Temat: Uwaga rodzice!!! Mus dla dzieci z kofeiną...

Piszę z ostrzeżeniem do tych z Was, których dzieci, zwłaszcza małe, sięgają czasem po musy owocowe. Ostatnio ja też w ten sposób natknęłam się w sklepie na jeden z nich - produkty Tymbarka. Dziecko mi pokazało, że chciałoby taki. Z pozoru przypomina każdy inny mus - wielkie nazwy owoców na opakowaniu, kolorowa szata graficzna, komu zdarza się kupować, wie, że jest tych produktów zatrzęsienie, wszystkie dość podobne wyglądem i składem (owoce, witamina C, czasem kaszki, czasem daktyle...). Ten też wydawał się "jak każdy". Tylko że taki nie był.

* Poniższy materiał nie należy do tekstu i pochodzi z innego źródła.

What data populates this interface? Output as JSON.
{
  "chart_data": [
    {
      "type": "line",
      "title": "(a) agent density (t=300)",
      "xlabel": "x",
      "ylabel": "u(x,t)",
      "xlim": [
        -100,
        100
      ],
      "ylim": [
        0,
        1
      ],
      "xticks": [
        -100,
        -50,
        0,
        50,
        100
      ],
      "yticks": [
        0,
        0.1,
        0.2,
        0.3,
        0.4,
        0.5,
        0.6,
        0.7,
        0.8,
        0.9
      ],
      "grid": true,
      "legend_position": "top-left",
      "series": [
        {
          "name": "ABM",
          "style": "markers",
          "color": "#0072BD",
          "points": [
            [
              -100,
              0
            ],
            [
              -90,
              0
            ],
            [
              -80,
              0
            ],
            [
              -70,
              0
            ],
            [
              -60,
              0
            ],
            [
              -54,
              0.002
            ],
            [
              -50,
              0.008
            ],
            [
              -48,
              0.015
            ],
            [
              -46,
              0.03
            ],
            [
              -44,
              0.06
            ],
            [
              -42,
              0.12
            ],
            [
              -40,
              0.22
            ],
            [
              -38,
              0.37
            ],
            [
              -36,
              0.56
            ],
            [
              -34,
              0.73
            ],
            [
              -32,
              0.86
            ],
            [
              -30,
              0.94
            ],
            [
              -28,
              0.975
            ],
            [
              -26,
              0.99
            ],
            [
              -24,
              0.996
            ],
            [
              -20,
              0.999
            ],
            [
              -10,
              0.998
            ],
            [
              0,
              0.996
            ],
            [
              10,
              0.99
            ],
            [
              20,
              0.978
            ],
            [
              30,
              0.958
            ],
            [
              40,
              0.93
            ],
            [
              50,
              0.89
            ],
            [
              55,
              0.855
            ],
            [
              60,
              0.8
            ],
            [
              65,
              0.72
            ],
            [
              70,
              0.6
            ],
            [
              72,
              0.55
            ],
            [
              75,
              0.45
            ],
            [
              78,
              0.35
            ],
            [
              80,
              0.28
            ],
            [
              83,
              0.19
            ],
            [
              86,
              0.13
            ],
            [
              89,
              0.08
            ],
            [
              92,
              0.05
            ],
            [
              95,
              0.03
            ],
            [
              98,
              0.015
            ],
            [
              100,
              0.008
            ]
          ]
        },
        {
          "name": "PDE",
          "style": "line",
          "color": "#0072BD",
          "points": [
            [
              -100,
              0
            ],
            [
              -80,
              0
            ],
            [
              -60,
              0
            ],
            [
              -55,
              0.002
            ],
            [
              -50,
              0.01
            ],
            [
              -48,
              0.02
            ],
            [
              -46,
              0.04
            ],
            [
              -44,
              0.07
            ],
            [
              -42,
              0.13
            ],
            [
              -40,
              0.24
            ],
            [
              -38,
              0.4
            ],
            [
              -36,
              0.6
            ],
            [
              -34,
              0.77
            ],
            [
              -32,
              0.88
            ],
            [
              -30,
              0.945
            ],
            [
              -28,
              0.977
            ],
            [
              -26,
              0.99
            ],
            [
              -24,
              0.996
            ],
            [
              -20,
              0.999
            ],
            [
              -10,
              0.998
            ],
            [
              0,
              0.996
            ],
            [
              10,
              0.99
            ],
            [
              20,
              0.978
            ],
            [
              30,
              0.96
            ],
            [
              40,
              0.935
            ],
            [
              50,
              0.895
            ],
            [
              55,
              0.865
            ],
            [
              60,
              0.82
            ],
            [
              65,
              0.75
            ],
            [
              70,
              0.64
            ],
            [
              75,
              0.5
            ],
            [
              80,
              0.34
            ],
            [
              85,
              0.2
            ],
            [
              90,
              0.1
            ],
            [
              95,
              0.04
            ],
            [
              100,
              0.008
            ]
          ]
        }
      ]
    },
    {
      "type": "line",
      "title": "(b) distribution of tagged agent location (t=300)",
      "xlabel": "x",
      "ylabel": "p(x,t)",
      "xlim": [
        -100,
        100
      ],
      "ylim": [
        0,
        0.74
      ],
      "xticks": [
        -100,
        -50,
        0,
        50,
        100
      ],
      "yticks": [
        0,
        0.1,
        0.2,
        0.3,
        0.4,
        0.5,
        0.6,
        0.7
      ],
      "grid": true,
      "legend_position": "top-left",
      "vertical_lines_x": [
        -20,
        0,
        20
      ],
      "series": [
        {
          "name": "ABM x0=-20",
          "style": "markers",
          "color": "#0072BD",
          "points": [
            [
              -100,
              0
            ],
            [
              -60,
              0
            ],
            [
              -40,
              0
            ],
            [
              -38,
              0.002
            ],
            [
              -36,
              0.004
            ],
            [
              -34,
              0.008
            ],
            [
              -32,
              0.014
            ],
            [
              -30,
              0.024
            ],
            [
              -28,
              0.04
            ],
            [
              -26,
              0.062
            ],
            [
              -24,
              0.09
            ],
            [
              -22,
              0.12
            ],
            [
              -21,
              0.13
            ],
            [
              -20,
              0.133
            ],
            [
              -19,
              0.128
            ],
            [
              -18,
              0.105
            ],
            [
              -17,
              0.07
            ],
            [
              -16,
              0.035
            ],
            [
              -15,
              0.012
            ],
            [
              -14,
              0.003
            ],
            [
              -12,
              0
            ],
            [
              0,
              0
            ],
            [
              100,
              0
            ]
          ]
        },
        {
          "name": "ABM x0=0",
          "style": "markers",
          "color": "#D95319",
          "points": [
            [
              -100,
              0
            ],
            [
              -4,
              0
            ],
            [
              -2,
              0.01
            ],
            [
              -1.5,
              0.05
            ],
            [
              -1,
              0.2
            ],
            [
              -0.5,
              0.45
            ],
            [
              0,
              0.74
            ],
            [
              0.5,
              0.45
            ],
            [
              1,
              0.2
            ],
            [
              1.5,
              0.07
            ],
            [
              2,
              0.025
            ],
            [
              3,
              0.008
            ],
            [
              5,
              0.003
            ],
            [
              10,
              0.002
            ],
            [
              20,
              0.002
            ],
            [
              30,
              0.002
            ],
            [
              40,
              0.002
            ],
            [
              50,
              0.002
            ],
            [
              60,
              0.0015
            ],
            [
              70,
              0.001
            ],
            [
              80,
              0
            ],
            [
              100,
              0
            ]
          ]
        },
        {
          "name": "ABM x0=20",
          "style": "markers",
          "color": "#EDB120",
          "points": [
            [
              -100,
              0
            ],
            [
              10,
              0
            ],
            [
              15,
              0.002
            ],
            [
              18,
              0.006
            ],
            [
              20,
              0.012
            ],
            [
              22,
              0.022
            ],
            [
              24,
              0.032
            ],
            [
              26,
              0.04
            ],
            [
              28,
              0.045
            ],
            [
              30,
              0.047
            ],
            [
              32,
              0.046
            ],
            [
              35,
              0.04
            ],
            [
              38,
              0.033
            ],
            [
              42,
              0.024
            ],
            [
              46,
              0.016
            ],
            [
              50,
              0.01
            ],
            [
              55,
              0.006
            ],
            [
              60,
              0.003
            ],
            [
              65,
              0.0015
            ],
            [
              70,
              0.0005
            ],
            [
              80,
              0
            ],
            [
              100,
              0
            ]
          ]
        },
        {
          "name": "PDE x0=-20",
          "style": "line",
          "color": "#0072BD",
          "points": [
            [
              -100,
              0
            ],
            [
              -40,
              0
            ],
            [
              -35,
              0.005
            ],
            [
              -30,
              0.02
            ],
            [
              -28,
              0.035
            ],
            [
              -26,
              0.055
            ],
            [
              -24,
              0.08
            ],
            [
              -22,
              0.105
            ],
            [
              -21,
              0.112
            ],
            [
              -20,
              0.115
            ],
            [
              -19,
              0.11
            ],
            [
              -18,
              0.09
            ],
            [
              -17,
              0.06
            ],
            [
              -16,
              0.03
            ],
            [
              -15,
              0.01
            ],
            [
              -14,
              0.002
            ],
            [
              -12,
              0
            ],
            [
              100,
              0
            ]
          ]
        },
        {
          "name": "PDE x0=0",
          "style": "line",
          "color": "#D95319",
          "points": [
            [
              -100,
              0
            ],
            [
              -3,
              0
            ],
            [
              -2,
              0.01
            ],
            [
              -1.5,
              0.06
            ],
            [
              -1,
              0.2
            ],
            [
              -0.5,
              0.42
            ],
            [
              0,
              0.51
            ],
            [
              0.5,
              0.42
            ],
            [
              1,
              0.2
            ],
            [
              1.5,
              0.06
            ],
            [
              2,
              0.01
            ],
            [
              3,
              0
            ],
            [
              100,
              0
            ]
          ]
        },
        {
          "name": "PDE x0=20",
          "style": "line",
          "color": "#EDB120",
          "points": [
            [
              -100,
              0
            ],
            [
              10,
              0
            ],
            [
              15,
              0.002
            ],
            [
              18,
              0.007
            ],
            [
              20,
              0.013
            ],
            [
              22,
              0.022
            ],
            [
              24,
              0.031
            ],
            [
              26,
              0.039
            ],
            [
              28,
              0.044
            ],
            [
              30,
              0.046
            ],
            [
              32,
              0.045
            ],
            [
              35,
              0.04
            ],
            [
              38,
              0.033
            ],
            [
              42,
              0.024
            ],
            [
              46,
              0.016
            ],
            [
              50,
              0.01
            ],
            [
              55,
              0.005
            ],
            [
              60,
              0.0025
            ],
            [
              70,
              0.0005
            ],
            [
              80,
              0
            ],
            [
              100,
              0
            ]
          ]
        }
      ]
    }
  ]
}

Ten wzbogacono dodatkowo o wyciąg z guarany. O wyciąg, dzięki któremu taki musik ma w sobie więcej kofeiny niż Tiger. Zawartość kofeiny w musie: 37,5 mg/100 g. W Tigerze: 32 mg/100 g. Serio. To nie mus, a raczej nie tylko mus, z perspektywy zawartości kofeiny to energetyk.

Mus ma 200g - to 75 mg czystej kofeiny. W produkcie, którego szata graficzna jest taka sama jak w szeregu musów kierowanych do dzieci. Który Allegro umieszcza w kategorii: Żywność dla dzieci-Deserki. I który w sklepach też wcale nie leży z energetykami.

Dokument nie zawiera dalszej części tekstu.